What’s the best selling style for B2B salespeople?

A sales predictor assessment can shed a lot of light into the personality traits of your sales candidates and whether they make a good fit for your company. It also informs as to the selling style each is likely to use.

Is one selling style better than others for B2B salespeople? The answer is: it depends. Some products and services require long and complex sales cycles which benefit from one style, while some businesses do better with another. However, there is one style that works best overall.

Ready to find out what it is? Also, learn about each major selling style’s strengths and weaknesses.

Transactional

New salespeople tend to fall into a transactional style of selling, where they focus on the benefits of the product or service and are busy telling the buyer all about them. A great example of this is the typical tradeshow pitch.

This style is often maligned but can actually work well with commoditized products or services where there really isn’t much difference in quality (copy paper, cleaning services, maintenance, office furniture). Transactional salespeople tend to compete on lowest price, faster delivery, longer payment cycles, better warranties and things of that nature rather than intrinsic product characteristics.

Sometimes, buyers drive salespeople into this type of style. They just want to get the best price possible and don’t want to know about anything else. Elite salespeople still manage to find out more about the buyer and her business through effective questioning, intentional listening, and setting themselves apart even when selling commodities.

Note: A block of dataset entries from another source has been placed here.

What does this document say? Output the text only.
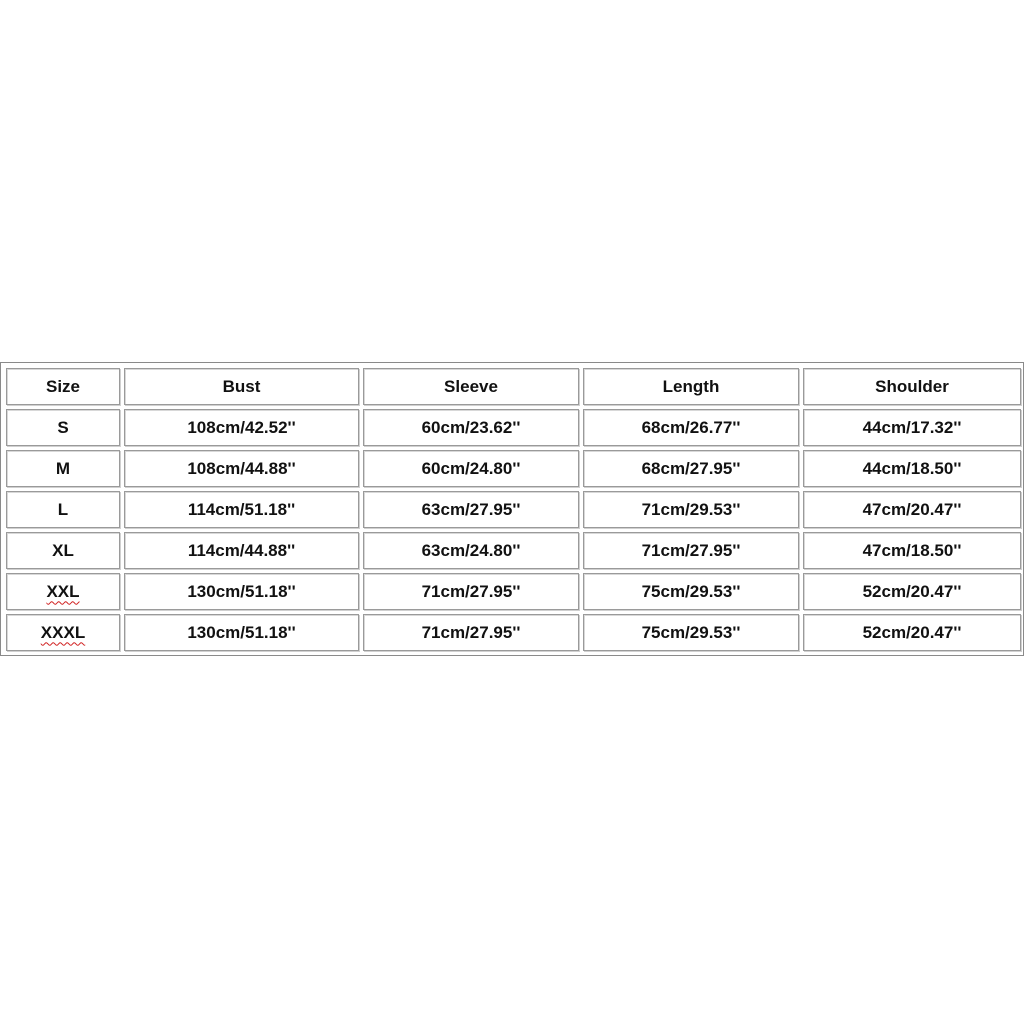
Size	Bust	Sleeve	Length	Shoulder
S	108cm/42.52''	60cm/23.62''	68cm/26.77''	44cm/17.32''
M	108cm/44.88''	60cm/24.80''	68cm/27.95''	44cm/18.50''
L	114cm/51.18''	63cm/27.95''	71cm/29.53''	47cm/20.47''
XL	114cm/44.88''	63cm/24.80''	71cm/27.95''	47cm/18.50''
XXL	130cm/51.18''	71cm/27.95''	75cm/29.53''	52cm/20.47''
XXXL	130cm/51.18''	71cm/27.95''	75cm/29.53''	52cm/20.47''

Of all selling styles, this can get the most immediate results, but is the weakest for long term success.

Persuasive

A step up from a purely transactional selling style is the persuasive style. A seller using this style goes deeper with demonstrations, ROI calculations, charts, diagrams, and other methods to convince the customer. They follow up quite a bit and can actually get on prospect’s nerves as “pushy” – but they DO close sales.

A sales predictor assessment would show an individual who prefers this style has lots of drive and need for recognition as personality traits. The problem with this style is that adopters can turn off buyers because they come across as overbearing.

Persuasive sellers would be well served to adopt a few of the tactics of the next selling style: the consultant/collaborator.

Consultative/Collaborative

Volumes have been written about using a consultative approach when selling. It is a better style to adopt for B2B sales because it allows salespeople to focus on listening rather than talking over the customer. This allows them to uncover needs more effectively than a purely Persuasive seller.

Becoming a trusted adviser involves collaborating with the customer to come up with solutions. Some collaborators almost consider themselves part of the buyer’s business and think like an employee or partner.

The problem with this style is that it can take a long time to close anything, and sellers could literally be dispensing free advice with nothing to show for it ever. It is sad to see the new salesperson who adopts this style, has endless meetings and expensive outings with the prospect, reports on the “great relationship” they have established – only to lose the deal to a more aggressive salesperson who swoops in suddenly. It can be crushing.

The solution is for this type of salesperson to get small orders along the way to the big sale. In that way, they can prove themselves while not being taken advantage of. If the buyer is never willing to part with any money at all, the big sales will likely never come.

Sales predictor assessments reveal sellers with this style have a strong need to serve, are optimistic, and have a lot of empathy for others.

Challenger

The Challenger Sale put a name to a selling style elite salespeople have been using for decades but never had a succinct name for. According to the book, most top performers use this style, and I would concur.

I mentioned earlier that persuasive sellers would be well served to adopt some of the traits of consultative sellers, and that’s what I feel a challenger style is: driven and convincing, but with a deep sense of the buyer’s business through effective listening. These salespeople “challenge” their customers to look at things differently rather than act as Yes-men just to get the sale.

For B2B sales, the challenger style works for most scenarios, making it the overall winner!

To sum up, every selling style can produce results. Sell in the way that is most successful for YOU and that aligns with the results of your sales predictor assessment. What I have seen over the years is that no matter the style, the best salespeople listen more than they talk, care about the people and companies they are selling to, and are persuasive. They love to sell because it means more than a paycheck – it’s a way to contribute to making the world go ‘round and improve the overall quality of life for many people, not just their own.

As long as that is achieved, any selling style is valid.